There is no group at the court who will miss Jim more than the staff in the clerk’s office. Many of these individuals worked with Jim for all or most of his tenure as clerk. They spoke of their deep fondness and respect for him. They described Jim as compassionate, honest, intensely devoted to them and to the court, witty, incisive, protective, helpful, and soft-hearted.
They spoke of Jim’s willingness to assist anyone who requested help. Jim spent considerable time — at the counter in the clerk’s office or on the phone — responding to questions and concerns from attorneys, pro se litigants, and anyone else who called. The court’s prisoner mail was particularly important to him. Jim regularly responded to inmates to explain the procedures or the obstacles they faced or to simply provide information about case progress. He wanted them to know that someone was on the other end and had considered their problems. And Jim also helped those who did not ask. More than once, his staff saw him chase after homeless men and women who had been sleeping at the entrance to the courthouse — not to usher them away — but to give them money.

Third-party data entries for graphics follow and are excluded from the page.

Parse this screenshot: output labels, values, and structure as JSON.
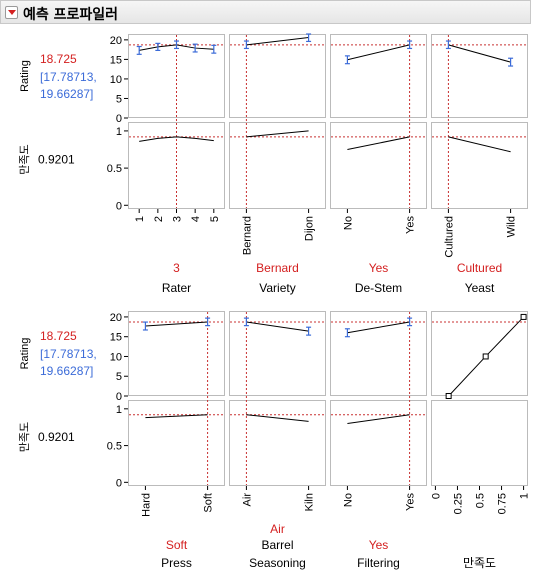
{
  "header": {
    "title": "예측 프로파일러"
  },
  "colors": {
    "red": "#d42020",
    "blue": "#3b6bd8",
    "dash": "#c83030",
    "grid": "#bbbbbb",
    "line": "#000000"
  },
  "readout": {
    "rating_label": "Rating",
    "desirability_label": "만족도",
    "rating_value": "18.725",
    "ci_line1": "[17.78713,",
    "ci_line2": "19.66287]",
    "desirability_value": "0.9201"
  },
  "chart_data": [
    {
      "type": "line",
      "panel": "top",
      "y_rating_ticks": [
        0,
        5,
        10,
        15,
        20
      ],
      "y_rating_range": [
        0,
        21.5
      ],
      "y_desirability_ticks": [
        0,
        0.5,
        1
      ],
      "y_desirability_range": [
        -0.05,
        1.12
      ],
      "rating_current": 18.725,
      "desirability_current": 0.9201,
      "factors": [
        {
          "name": "Rater",
          "current_label": "3",
          "kind": "continuous",
          "ticks": [
            "1",
            "2",
            "3",
            "4",
            "5"
          ],
          "x": [
            1,
            2,
            3,
            4,
            5
          ],
          "xlim": [
            0.4,
            5.6
          ],
          "current_x": 3,
          "rating": [
            17.3,
            18.2,
            18.725,
            17.9,
            17.6
          ],
          "rating_ci": [
            [
              16.3,
              18.3
            ],
            [
              17.3,
              19.1
            ],
            [
              17.8,
              19.7
            ],
            [
              16.9,
              18.9
            ],
            [
              16.6,
              18.6
            ]
          ],
          "desirability": [
            0.86,
            0.9,
            0.9201,
            0.9,
            0.87
          ]
        },
        {
          "name": "Variety",
          "current_label": "Bernard",
          "kind": "categorical",
          "ticks": [
            "Bernard",
            "Dijon"
          ],
          "x": [
            1,
            2
          ],
          "xlim": [
            0.72,
            2.28
          ],
          "current_x": 1,
          "rating": [
            18.725,
            20.6
          ],
          "rating_ci": [
            [
              17.8,
              19.7
            ],
            [
              19.6,
              21.5
            ]
          ],
          "desirability": [
            0.9201,
            1.0
          ]
        },
        {
          "name": "De-Stem",
          "current_label": "Yes",
          "kind": "categorical",
          "ticks": [
            "No",
            "Yes"
          ],
          "x": [
            1,
            2
          ],
          "xlim": [
            0.72,
            2.28
          ],
          "current_x": 2,
          "rating": [
            14.9,
            18.725
          ],
          "rating_ci": [
            [
              13.9,
              15.9
            ],
            [
              17.8,
              19.7
            ]
          ],
          "desirability": [
            0.75,
            0.9201
          ]
        },
        {
          "name": "Yeast",
          "current_label": "Cultured",
          "kind": "categorical",
          "ticks": [
            "Cultured",
            "Wild"
          ],
          "x": [
            1,
            2
          ],
          "xlim": [
            0.72,
            2.28
          ],
          "current_x": 1,
          "rating": [
            18.725,
            14.3
          ],
          "rating_ci": [
            [
              17.8,
              19.7
            ],
            [
              13.3,
              15.3
            ]
          ],
          "desirability": [
            0.9201,
            0.72
          ]
        }
      ]
    },
    {
      "type": "line",
      "panel": "bottom",
      "y_rating_ticks": [
        0,
        5,
        10,
        15,
        20
      ],
      "y_rating_range": [
        0,
        21.5
      ],
      "y_desirability_ticks": [
        0,
        0.5,
        1
      ],
      "y_desirability_range": [
        -0.05,
        1.12
      ],
      "rating_current": 18.725,
      "desirability_current": 0.9201,
      "factors": [
        {
          "name": "Press",
          "current_label": "Soft",
          "kind": "categorical",
          "ticks": [
            "Hard",
            "Soft"
          ],
          "x": [
            1,
            2
          ],
          "xlim": [
            0.72,
            2.28
          ],
          "current_x": 2,
          "rating": [
            17.7,
            18.725
          ],
          "rating_ci": [
            [
              16.7,
              18.7
            ],
            [
              17.8,
              19.7
            ]
          ],
          "desirability": [
            0.88,
            0.9201
          ]
        },
        {
          "name": "Barrel Seasoning",
          "name_line1": "Barrel",
          "name_line2": "Seasoning",
          "current_label": "Air",
          "kind": "categorical",
          "ticks": [
            "Air",
            "Kiln"
          ],
          "x": [
            1,
            2
          ],
          "xlim": [
            0.72,
            2.28
          ],
          "current_x": 1,
          "rating": [
            18.725,
            16.4
          ],
          "rating_ci": [
            [
              17.8,
              19.7
            ],
            [
              15.4,
              17.4
            ]
          ],
          "desirability": [
            0.9201,
            0.83
          ]
        },
        {
          "name": "Filtering",
          "current_label": "Yes",
          "kind": "categorical",
          "ticks": [
            "No",
            "Yes"
          ],
          "x": [
            1,
            2
          ],
          "xlim": [
            0.72,
            2.28
          ],
          "current_x": 2,
          "rating": [
            16.0,
            18.725
          ],
          "rating_ci": [
            [
              15.0,
              17.0
            ],
            [
              17.8,
              19.7
            ]
          ],
          "desirability": [
            0.8,
            0.9201
          ]
        }
      ],
      "desirability_function": {
        "name": "만족도",
        "ticks": [
          "0",
          "0.25",
          "0.5",
          "0.75",
          "1"
        ],
        "xlim": [
          -0.05,
          1.05
        ],
        "points": [
          {
            "x": 0.15,
            "y": 0
          },
          {
            "x": 0.57,
            "y": 10
          },
          {
            "x": 1.0,
            "y": 20
          }
        ],
        "current_y": 18.725
      }
    }
  ]
}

The staff in the clerk’s office also had less serious stories to share. For instance, Jim repeated a tale about a life-sized plastic cow he displayed on his home patio. The cow had become mildewed in the Florida weather. To clean it, Jim pushed it into his chlorinated pool and sunk it to the bottom using bricks. But Jim did not account for the fact that his hollow, leaky cow would slowly fill with water and ultimately weigh as much as a real cow. Upon his discovery of the thousand-pound oversight, Jim recruited his wife, Christy, to jump in and help him wrestle the beloved bovine back to safety. The plastic cow vengefully pushed Jim back into the pool upon reaching dry land, while Christy stood by laughing.

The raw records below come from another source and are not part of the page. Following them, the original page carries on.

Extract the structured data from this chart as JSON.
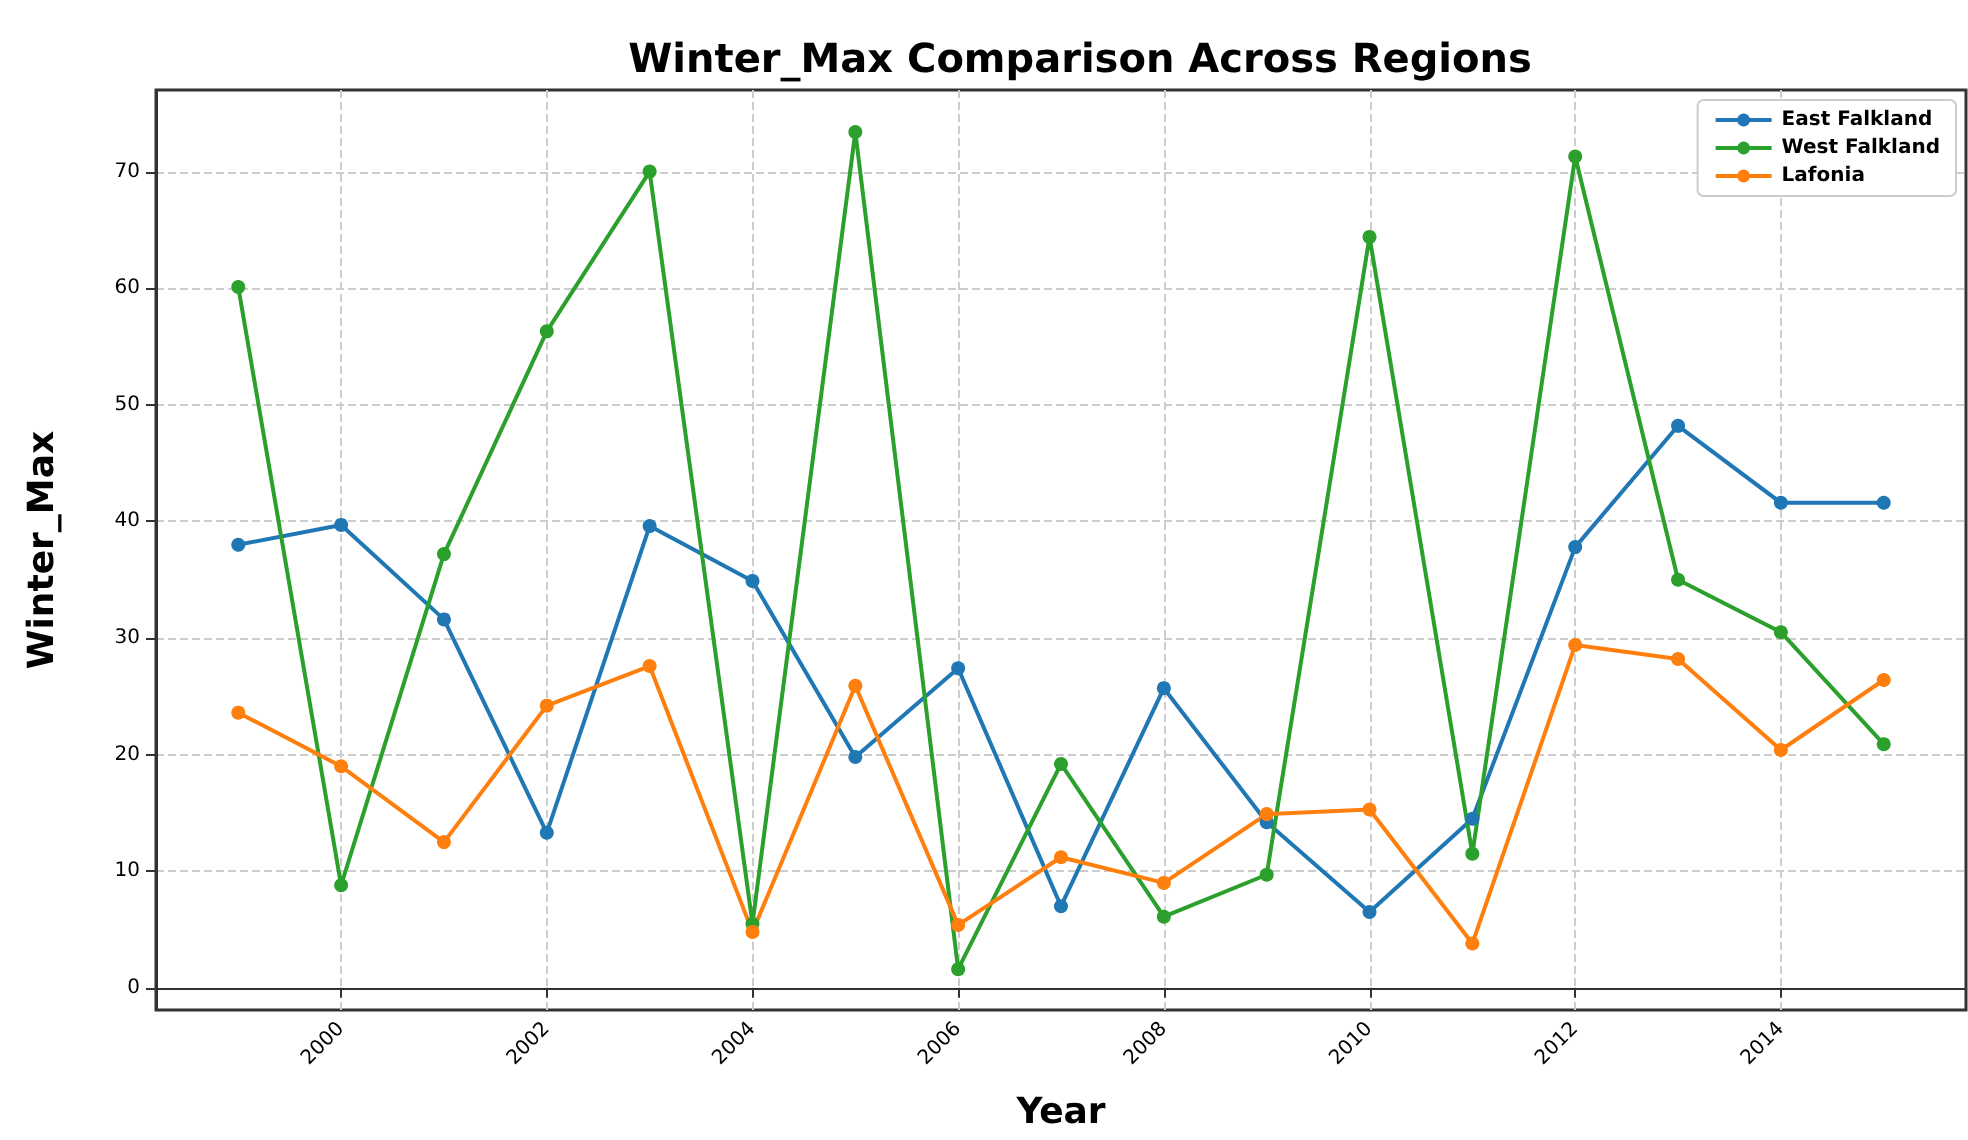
{
  "chart_data": {
    "type": "line",
    "title": "Winter_Max Comparison Across Regions",
    "xlabel": "Year",
    "ylabel": "Winter_Max",
    "x": [
      1999,
      2000,
      2001,
      2002,
      2003,
      2004,
      2005,
      2006,
      2007,
      2008,
      2009,
      2010,
      2011,
      2012,
      2013,
      2014,
      2015
    ],
    "series": [
      {
        "name": "East Falkland",
        "color": "#1f77b4",
        "values": [
          38.0,
          39.7,
          31.6,
          13.3,
          39.6,
          34.9,
          19.8,
          27.4,
          7.0,
          25.7,
          14.2,
          6.5,
          14.5,
          37.8,
          48.2,
          41.6,
          41.6
        ]
      },
      {
        "name": "West Falkland",
        "color": "#2ca02c",
        "values": [
          60.1,
          8.8,
          37.2,
          56.3,
          70.0,
          5.5,
          73.4,
          1.6,
          19.2,
          6.1,
          9.7,
          64.4,
          11.5,
          71.3,
          35.0,
          30.5,
          20.9
        ]
      },
      {
        "name": "Lafonia",
        "color": "#ff7f0e",
        "values": [
          23.6,
          19.0,
          12.5,
          24.2,
          27.6,
          4.8,
          25.9,
          5.4,
          11.2,
          9.0,
          14.9,
          15.3,
          3.8,
          29.4,
          28.2,
          20.4,
          26.4
        ]
      }
    ],
    "xlim": [
      1998.2,
      2015.8
    ],
    "xticks": [
      2000,
      2002,
      2004,
      2006,
      2008,
      2010,
      2012,
      2014
    ],
    "ylim": [
      -1.9,
      77
    ],
    "yticks": [
      0,
      10,
      20,
      30,
      40,
      50,
      60,
      70
    ],
    "grid": true,
    "legend": "top right",
    "marker": "circle",
    "line_style": "solid"
  }
}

Another time, Jim tripped over one of his many prized dachshunds and broke a finger during the fall. Jim’s hand was placed in a cast with his single, broken finger sticking out as a sore reminder of his (or his dachshund’s) clumsiness. The situation became a running joke in the office — he carried his X-ray with him for days to illustrate his oral account of what had happened. One of his deputy clerks brought him a cake adorned with lady fingers, with just one sticking out.
Judges and staff attorneys, past and present, also spoke fondly about Jim. They too emphasized Jim’s devotion to the court, his patience with and respect for the public, and the fact that he took pride in making the court and its procedures accessible to its litigants. But there were some fun anecdotes from them as well.

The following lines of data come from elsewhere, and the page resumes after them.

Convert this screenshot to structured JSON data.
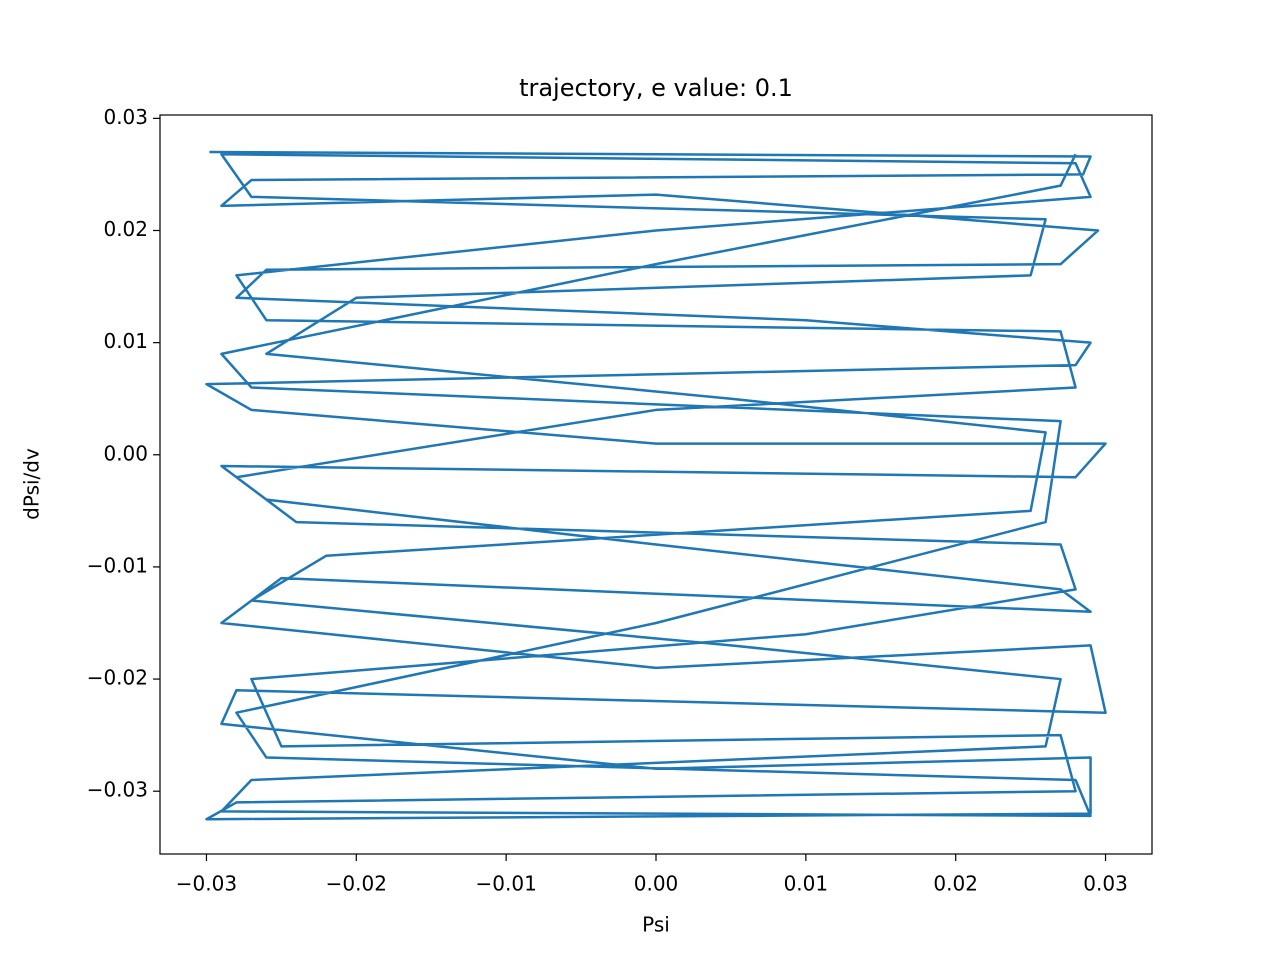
{
  "chart_data": {
    "type": "line",
    "title": "trajectory, e value: 0.1",
    "x_label": "Psi",
    "y_label": "dPsi/dv",
    "xlim": [
      -0.0331,
      0.0331
    ],
    "ylim": [
      -0.0356,
      0.0303
    ],
    "xticks": [
      {
        "value": -0.03,
        "label": "−0.03"
      },
      {
        "value": -0.02,
        "label": "−0.02"
      },
      {
        "value": -0.01,
        "label": "−0.01"
      },
      {
        "value": 0,
        "label": "0.00"
      },
      0.01,
      0.02,
      0.03
    ],
    "yticks": [
      {
        "value": -0.03,
        "label": "−0.03"
      },
      {
        "value": -0.02,
        "label": "−0.02"
      },
      {
        "value": -0.01,
        "label": "−0.01"
      },
      {
        "value": 0,
        "label": "0.00"
      },
      0.01,
      0.02,
      0.03
    ],
    "grid": false,
    "series": [
      {
        "color": "#1f77b4",
        "x": [
          -0.0298,
          0.029,
          0.0285,
          -0.027,
          -0.029,
          0.0,
          0.0295,
          0.027,
          -0.026,
          -0.028,
          0.01,
          0.029,
          0.028,
          -0.03,
          -0.027,
          0.0,
          0.03,
          0.028,
          -0.029,
          -0.026,
          0.0,
          0.027,
          0.029,
          -0.025,
          -0.029,
          0.0,
          0.029,
          0.03,
          -0.028,
          -0.029,
          0.0,
          0.029,
          0.029,
          -0.03,
          -0.028,
          0.028,
          0.027,
          -0.025,
          -0.027,
          0.01,
          0.028,
          0.027,
          -0.024,
          -0.028,
          0.0,
          0.028,
          0.027,
          -0.026,
          -0.028,
          0.0,
          0.029,
          0.028,
          -0.029,
          -0.027,
          0.026,
          0.025,
          -0.02,
          -0.026,
          0.005,
          0.026,
          0.025,
          -0.022,
          -0.027,
          0.005,
          0.027,
          0.026,
          -0.027,
          -0.029,
          0.029,
          0.028,
          -0.026,
          -0.028,
          0.0,
          0.026,
          0.027,
          -0.027,
          -0.029,
          0.0,
          0.027,
          0.028
        ],
        "values": [
          0.027,
          0.0266,
          0.025,
          0.0245,
          0.0222,
          0.0232,
          0.02,
          0.017,
          0.0165,
          0.014,
          0.012,
          0.01,
          0.008,
          0.0063,
          0.004,
          0.001,
          0.001,
          -0.002,
          -0.001,
          -0.004,
          -0.008,
          -0.012,
          -0.014,
          -0.011,
          -0.015,
          -0.019,
          -0.017,
          -0.023,
          -0.021,
          -0.024,
          -0.028,
          -0.027,
          -0.032,
          -0.0325,
          -0.031,
          -0.03,
          -0.025,
          -0.026,
          -0.02,
          -0.016,
          -0.012,
          -0.008,
          -0.006,
          -0.002,
          0.004,
          0.006,
          0.011,
          0.012,
          0.016,
          0.02,
          0.023,
          0.026,
          0.0268,
          0.023,
          0.021,
          0.016,
          0.014,
          0.009,
          0.005,
          0.002,
          -0.005,
          -0.009,
          -0.013,
          -0.017,
          -0.02,
          -0.026,
          -0.029,
          -0.0318,
          -0.0322,
          -0.029,
          -0.027,
          -0.023,
          -0.015,
          -0.006,
          0.003,
          0.006,
          0.009,
          0.017,
          0.024,
          0.0268
        ]
      }
    ]
  }
}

Jim was a baseball fanatic. He spent much of spring training attending Detroit Tigers games in Lakeland. He invited judges and staff to attend with him often. If he had tickets he could not use, he would give them to his staff by drawing names out of a hat.
Jim’s interests were diverse. One staff attorney remembered that late one night, she heard something not entirely unlike music coming from Jim’s corner of the courthouse. Jim had apparently taken up banjo lessons and was practicing at the court when he thought nobody was there. Jim never mentioned whether his practice locale was by choice or by directive.
Jim was fond of reminiscing about his past. He once got a summer gig as an usher for NBC, and it was rumored that he twice was a member of the “Peanut Gallery” on the “Howdy Doody Show.” When Jim learned that one of the newer staff attorneys attended the World Cup on his honeymoon, Jim sent him an email illuminating the “pitifully low-octane attack” of his own 1966 college prep school’s soccer team. His email included a team photo with a young Jim Birkhold in a collared uniform and with a full head of well-coiffed, dirty blonde hair.
But the following anecdote is the one that most of those at the court thought best depicted the kind of person Jim was. Before Jim joined the court, he was an assistant public defender. For many years, and until Jim passed away, he regularly visited a former client in prison who is still serving a life sentence. Jim provided his former client money and sent him books and other things. Jim remained this man’s lifelong friend, even though he was unable to obtain the justice he thought this man deserved.
Beneath the surface, Jim wasn’t so much of a curmudgeon after all. Rather, he was a great man, a devoted servant, and a loyal friend. He, and his many stories, will not soon be forgotten.